No he vuelto a saber de Jairito Elizondo, famoso porque sabía leer el destino en el laberinto de las líneas de la mano.

Entre aquellos peones, Darío era un símbolo de su nacionalidad, todos llevaban en su memoria y recitaban sus versos. Darío meció con su canción de cuna, el sueño de mi juventud, y fueron sus libros de poemas el silabario donde empecé a deletrear los aspectos fundamentales en la vida del corazón. Conocí la áspera fuerza y la dulzura del español, Darío lo cargó de música, de ¡deas, y de la música de las ¡deas. Acuñó palabras de plata, de oro, de bronce y de cristal y puso la muerte a caminar junto al amor.

Se encargó de que los dioses griegos volvieran a pisar la tierra, y puso en el viento una canción de esperanza, para que rodara rebotando por países y siglos.

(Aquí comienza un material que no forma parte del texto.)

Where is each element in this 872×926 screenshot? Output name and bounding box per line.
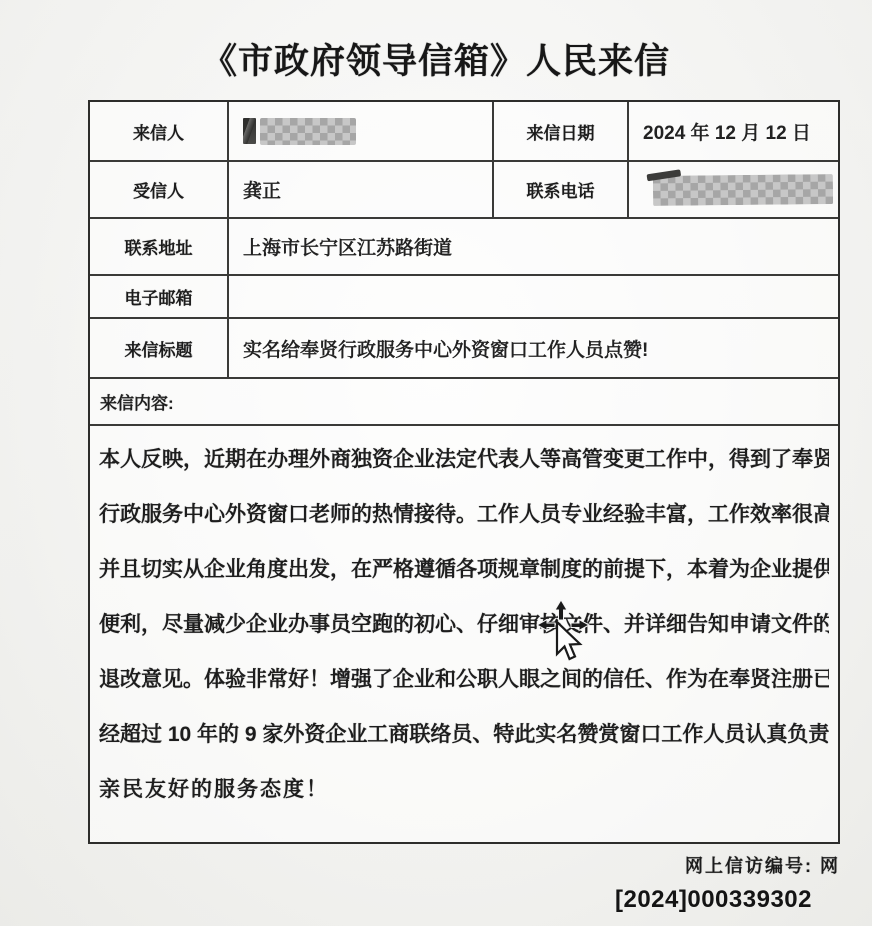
table-row: 电子邮箱 <box>90 274 838 317</box>
subject-value: 实名给奉贤行政服务中心外资窗口工作人员点赞! <box>227 319 838 377</box>
content-line: 经超过 10 年的 9 家外资企业工商联络员、特此实名赞赏窗口工作人员认真负责， <box>99 707 829 762</box>
content-line: 行政服务中心外资窗口老师的热情接待。工作人员专业经验丰富，工作效率很高， <box>99 487 829 542</box>
online-petition-number-label: 网上信访编号: 网 <box>685 852 840 878</box>
subject-label: 来信标题 <box>90 319 227 377</box>
table-row: 联系地址 上海市长宁区江苏路街道 <box>90 217 838 274</box>
sender-value <box>227 102 492 160</box>
table-row: 受信人 龚正 联系电话 <box>90 160 838 217</box>
redacted-name-fragment <box>243 118 256 144</box>
address-label: 联系地址 <box>90 219 227 274</box>
phone-value <box>627 162 838 217</box>
content-header-label: 来信内容: <box>90 377 838 424</box>
page-title: 《市政府领导信箱》人民来信 <box>0 34 872 84</box>
content-line: 并且切实从企业角度出发，在严格遵循各项规章制度的前提下，本着为企业提供 <box>99 542 829 597</box>
date-label: 来信日期 <box>492 102 627 160</box>
content-line: 本人反映，近期在办理外商独资企业法定代表人等高管变更工作中，得到了奉贤 <box>99 432 829 487</box>
recipient-value: 龚正 <box>227 162 492 217</box>
redacted-phone-mosaic <box>653 174 833 206</box>
email-label: 电子邮箱 <box>90 276 227 317</box>
letter-content: 本人反映，近期在办理外商独资企业法定代表人等高管变更工作中，得到了奉贤 行政服务… <box>90 424 838 842</box>
table-row: 来信标题 实名给奉贤行政服务中心外资窗口工作人员点赞! <box>90 317 838 377</box>
sender-label: 来信人 <box>90 102 227 160</box>
recipient-label: 受信人 <box>90 162 227 217</box>
email-value <box>227 276 838 317</box>
content-line: 亲民友好的服务态度！ <box>99 762 829 817</box>
address-value: 上海市长宁区江苏路街道 <box>227 219 838 274</box>
content-line: 退改意见。体验非常好！增强了企业和公职人眼之间的信任、作为在奉贤注册已 <box>99 652 829 707</box>
table-row: 来信人 来信日期 2024 年 12 月 12 日 <box>90 102 838 160</box>
phone-label: 联系电话 <box>492 162 627 217</box>
date-value: 2024 年 12 月 12 日 <box>627 102 838 160</box>
redacted-name-mosaic <box>260 118 356 145</box>
content-line: 便利，尽量减少企业办事员空跑的初心、仔细审核文件、并详细告知申请文件的 <box>99 597 829 652</box>
online-petition-number-value: [2024]000339302 <box>615 886 812 914</box>
letter-form-table: 来信人 来信日期 2024 年 12 月 12 日 受信人 龚正 联系电话 联系… <box>88 100 840 844</box>
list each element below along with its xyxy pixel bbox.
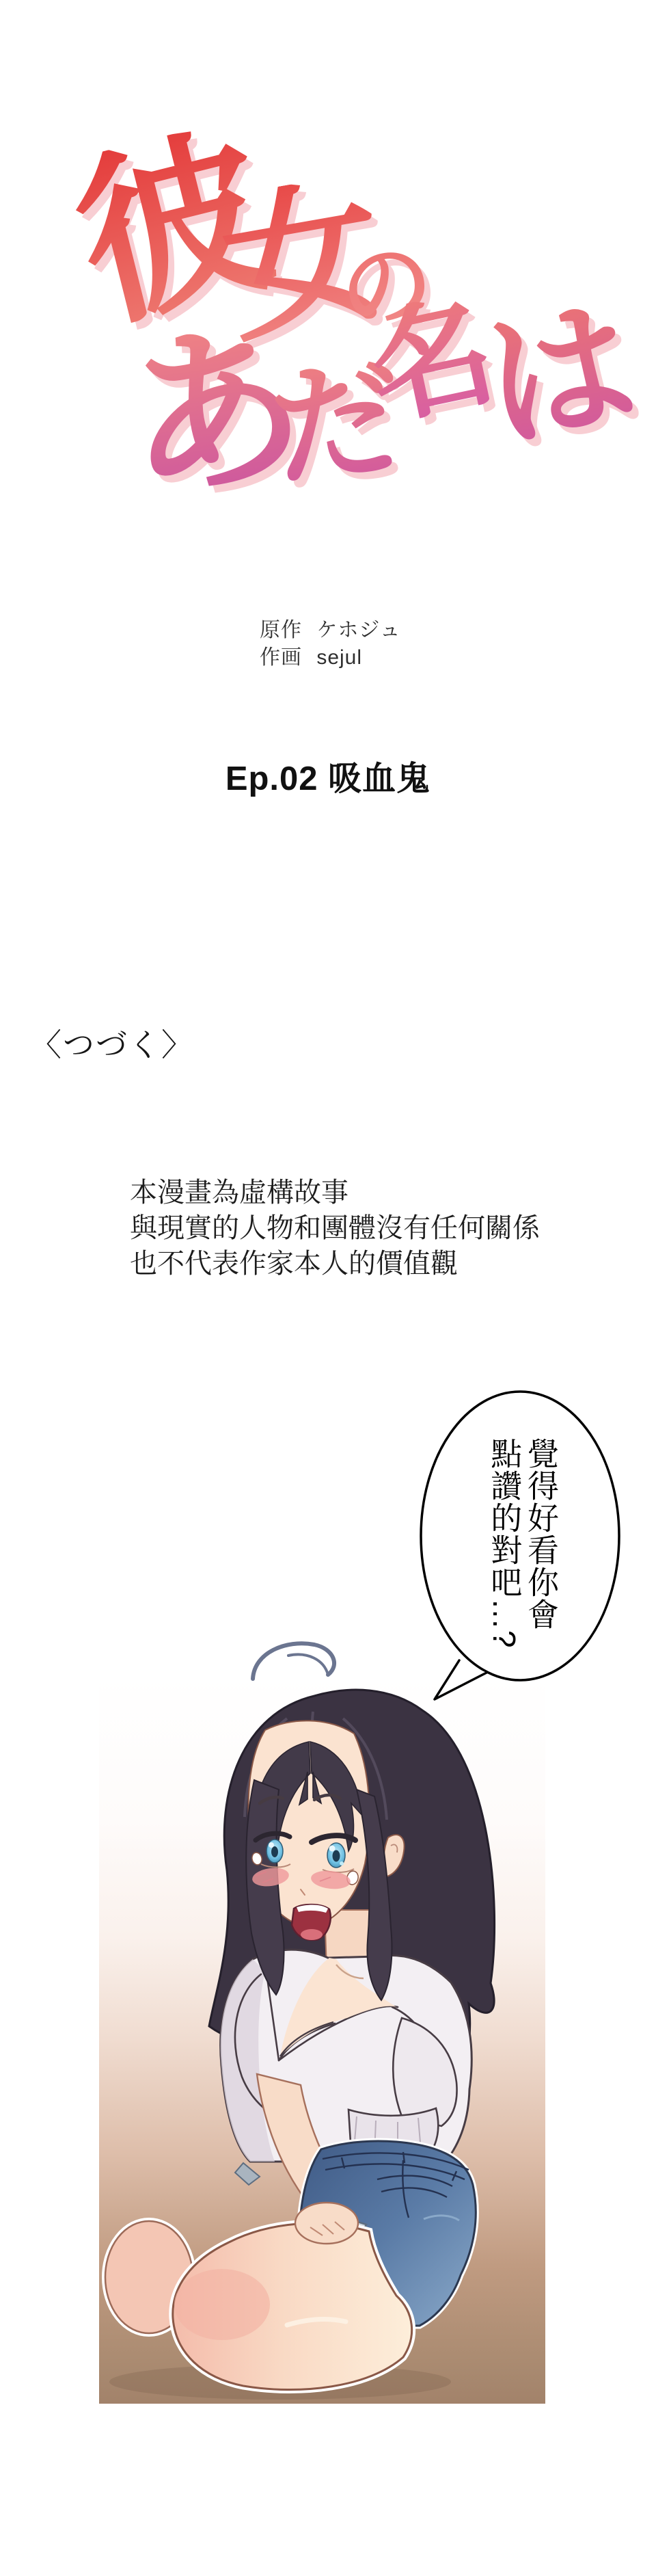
episode-title: Ep.02 吸血鬼 (0, 752, 656, 800)
speech-bubble-text: 覺得好看你會 點讚的對吧…? (487, 1437, 559, 1651)
credit-original-author: 原作 ケホジュ (260, 617, 401, 644)
speech-column: 覺得好看你會 (522, 1437, 559, 1651)
disclaimer-line: 本漫畫為虛構故事 (130, 1175, 540, 1210)
to-be-continued-text: 〈つづく〉 (30, 1020, 194, 1065)
speech-column: 點讚的對吧…? (485, 1437, 522, 1651)
webtoon-page: { "title_logo": { "full_title": "彼女のあだ名は… (0, 0, 656, 2576)
knee-blush (174, 2269, 270, 2340)
hands (295, 2203, 358, 2244)
series-title-logo: 彼 女 の あ だ 名 は (0, 0, 656, 561)
disclaimer-line: 與現實的人物和團體沒有任何關係 (130, 1210, 540, 1246)
disclaimer: 本漫畫為虛構故事 與現實的人物和團體沒有任何關係 也不代表作家本人的價值觀 (130, 1175, 540, 1282)
credit-artist: 作画 sejul (260, 644, 401, 672)
ahoge-hair-strand (253, 1643, 334, 1679)
disclaimer-line: 也不代表作家本人的價值觀 (130, 1246, 540, 1282)
title-char: は (475, 289, 645, 460)
credits: 原作 ケホジュ 作画 sejul (260, 617, 401, 672)
shorts-cuff-left (235, 2163, 260, 2185)
girl-illustration (82, 1638, 560, 2404)
mouth-open (292, 1904, 331, 1940)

Jairito Elizondo era un alegre revolucionario, que predijo que la dinastía de los Somoza iba a durar medio siglo, ni un día más. Ante el asombro y la cólera de sus compatriotas argüía que no eran invenciones suyas, porque lo había leído en el libro cuyas páginas son las manos de los hombres, lo habían repetido no sólo las manos de los militares y las de sus queridas, sino también las manos encallecidas de los nicaragüenses que fraguaban revoluciones en los bananales.

Después seguí para Golfito, en el Club me encontré con mi hermano, a quien buscaba, bebía whisky junto con Gonzalo Chacón Trejos. Este levantaba su voz sonora hecha para decir proclamas, e interrumpía el ritmo de sus ademanes para matar mosquitos. Estaba alegre como si se encontrara en el mejor de los climas y en el mejor de los mundos.

Descubrí ahí que muchas gentes que creía desaparecidas o muertas trabajaban en Golfito y tomaban whisky en el Club. Esa misma experiencia la he tenido al vistar el "Asilo" para enfermos mentales y también cuando he ido a las cárceles. Sólo que en estas últimas me he encontrado con compañeros de escuela, con quienes jugaba libremente bajo los árboles y a la orilla de los ríos, cuando nos escapábamos del colegio.

En Golfito viajé en locomotora con mi hermano Juan, todo estaba empapado, inclusive las estrellas que parecían recién lavadas. Nos detuvimos en un lugar en donde estaban sus amigos nicaragüenses quienes jugaban cartas, e interrumpían brevemente su juego para ofrecernos "un trago". Mi hermano se sentía obligado a jugar por cortesía y se sentó dispuesto a perder algún dinero. Estos jóvenes fumaban cigarrillos finos y vestían unas batas de baño coruscantes, parecían millonarios que se habían vuelto gangsters, o gangsters que se habían enriquecido de golpe. Uno de ellos ostentaba una bata de seda donde sobre un fondo nocturno, un dragón de plata ocupaba toda la espalda.

Los peones, los oficinistas, los jefes, venían de San José, de Cartago, de Alajuela y de Nicaragua, atraídos por los altos salarios, pero la soledad y la nostalgia los conducía al alcohol. Las prostitutas más deterioradas se encontraban en aquel trópico donde reinaba entonces la malaria. El amor físico y la sífilis eran lo mismo.

Los hombres, cuando regresaban, volvían más pobres, ya no eran jóvenes, y habían perdido la salud.

Volvimos a la locomotora, que con su hierro negro y triste, y su voz ronca atravesaba la noche.